結お姉さんはK市内にある菱沼組という、指定暴力団に匿われることになった。先代組長とお爺ちゃんが旧知の仲みたいで、二つ返事で引き受けてくれたみたいで、結お姉さんはすぐに引っ越した。命の危機がすぐそこまで迫っている。結お姉さんとあーちゃんを守るため、櫂さんは苦渋の決断を下した。
腕っぷしがたつ、見た目があまり怖くない若い構成員が交代で、カフェを手伝いながら櫂さんの護衛をすることになった。

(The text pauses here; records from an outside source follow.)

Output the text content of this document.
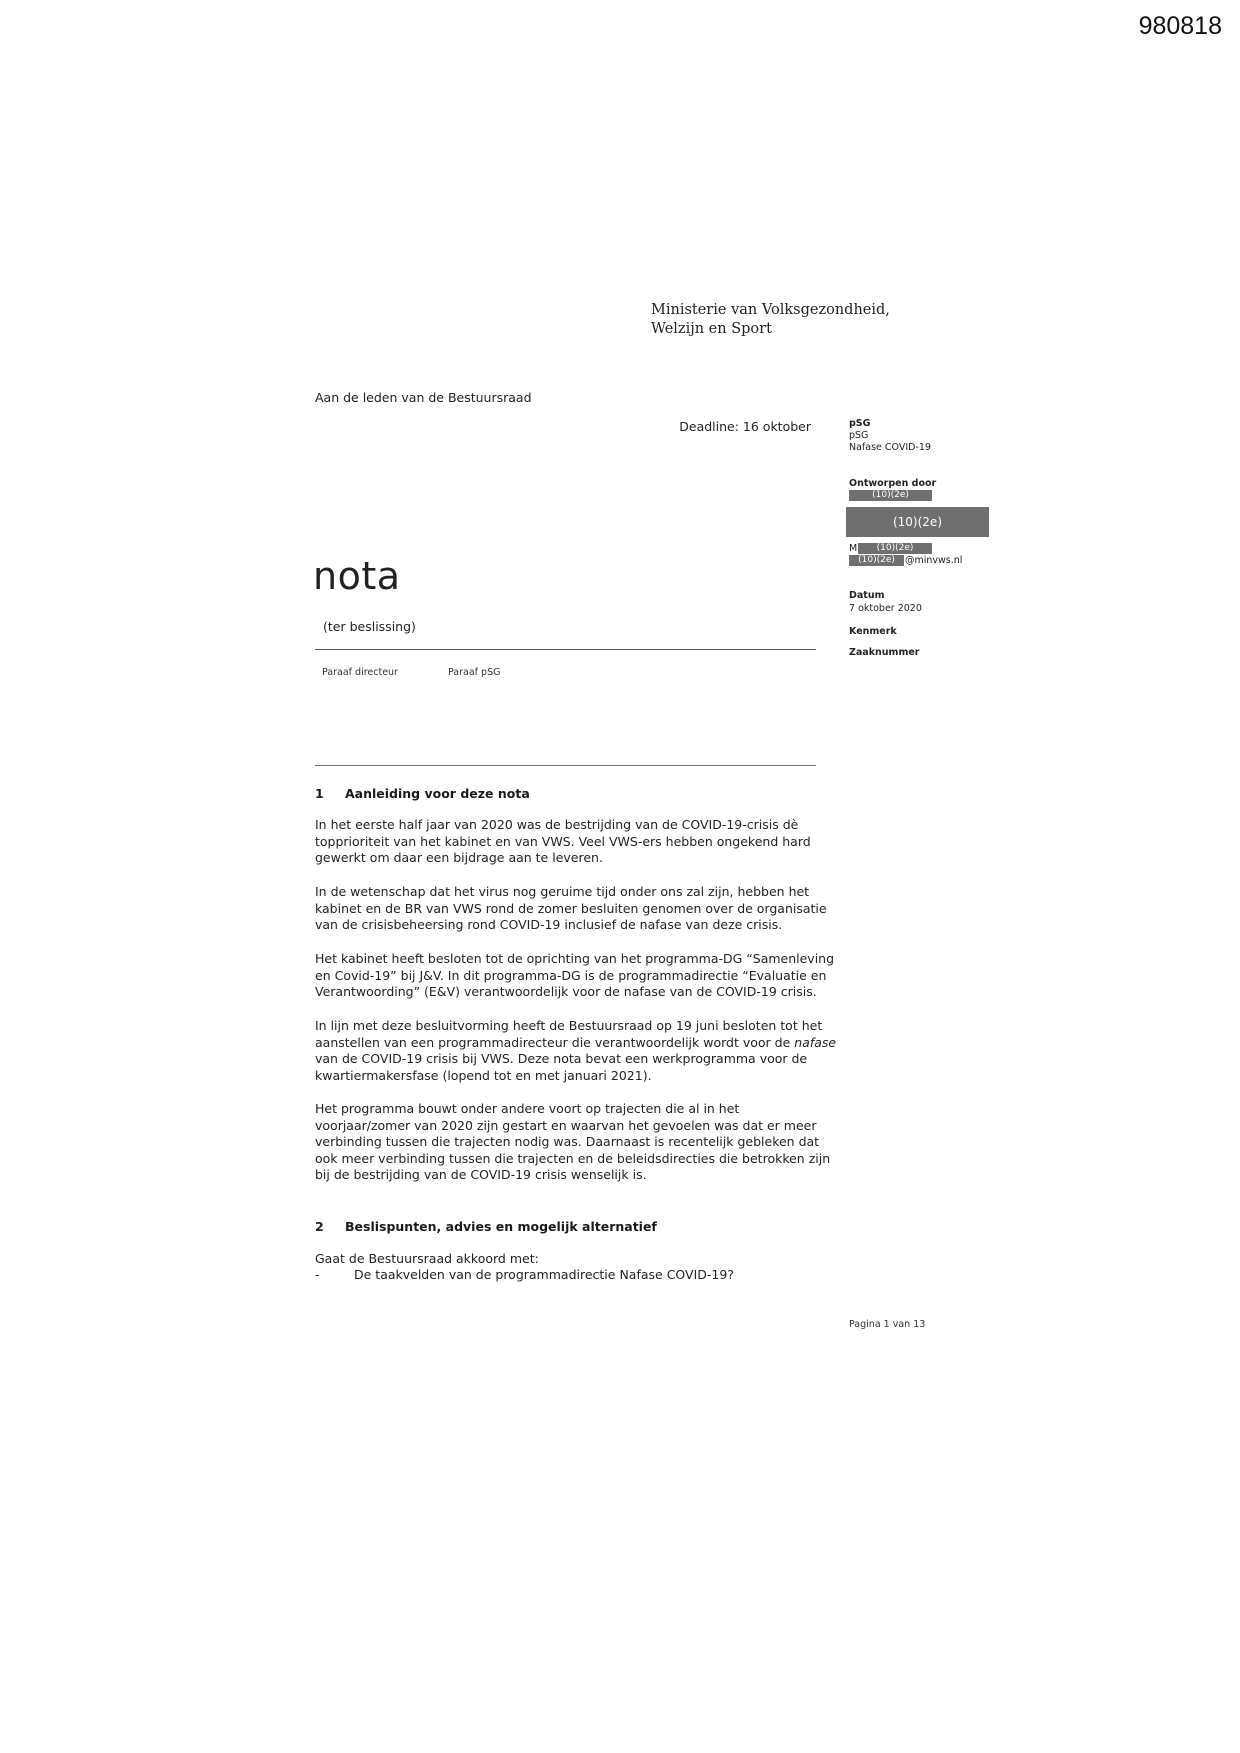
980818
Ministerie van Volksgezondheid,
Welzijn en Sport
Aan de leden van de Bestuursraad
Deadline: 16 oktober
nota
(ter beslissing)
Paraaf directeur	Paraaf pSG
pSG
pSG
Nafase COVID-19
Ontworpen door
(10)(2e)
(10)(2e)
M	(10)(2e)
(10)(2e)	@minvws.nl
Datum
7 oktober 2020
Kenmerk
Zaaknummer
1 Aanleiding voor deze nota
In het eerste half jaar van 2020 was de bestrijding van de COVID-19-crisis dè
topprioriteit van het kabinet en van VWS. Veel VWS-ers hebben ongekend hard
gewerkt om daar een bijdrage aan te leveren.
In de wetenschap dat het virus nog geruime tijd onder ons zal zijn, hebben het
kabinet en de BR van VWS rond de zomer besluiten genomen over de organisatie
van de crisisbeheersing rond COVID-19 inclusief de nafase van deze crisis.
Het kabinet heeft besloten tot de oprichting van het programma-DG “Samenleving
en Covid-19” bij J&V. In dit programma-DG is de programmadirectie “Evaluatie en
Verantwoording” (E&V) verantwoordelijk voor de nafase van de COVID-19 crisis.
In lijn met deze besluitvorming heeft de Bestuursraad op 19 juni besloten tot het
aanstellen van een programmadirecteur die verantwoordelijk wordt voor de nafase
van de COVID-19 crisis bij VWS. Deze nota bevat een werkprogramma voor de
kwartiermakersfase (lopend tot en met januari 2021).
Het programma bouwt onder andere voort op trajecten die al in het
voorjaar/zomer van 2020 zijn gestart en waarvan het gevoelen was dat er meer
verbinding tussen die trajecten nodig was. Daarnaast is recentelijk gebleken dat
ook meer verbinding tussen die trajecten en de beleidsdirecties die betrokken zijn
bij de bestrijding van de COVID-19 crisis wenselijk is.
2 Beslispunten, advies en mogelijk alternatief
Gaat de Bestuursraad akkoord met:
-	De taakvelden van de programmadirectie Nafase COVID-19?
Pagina 1 van 13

はじめての家族旅行から帰ってきて数日後。ようやく黒田さんと会うことが出来た。
「てっきり新婚旅行に行ったと思ってたの。良かったわね修学旅行に行けて」
「はい。これ、お土産です」
紙袋をテーブルの上に置いた。
「餞別も渡していないのに。貰えないわ」
「そんな、たいしたものじゃないので、受け取ってください」
「そう。じゃあ、遠慮なくもらうわね」
黒田さんが紙袋のなかをちらっと覗いた。
「もしかしてこれ会津絵ろうそく?わぁ~~嬉しい。ありがとう四季くん、朝宮さん」
ニコニコと笑顔を浮かべていた黒田さん。
彼の表情を見てなにかを察したのか、急に黙り込んだ。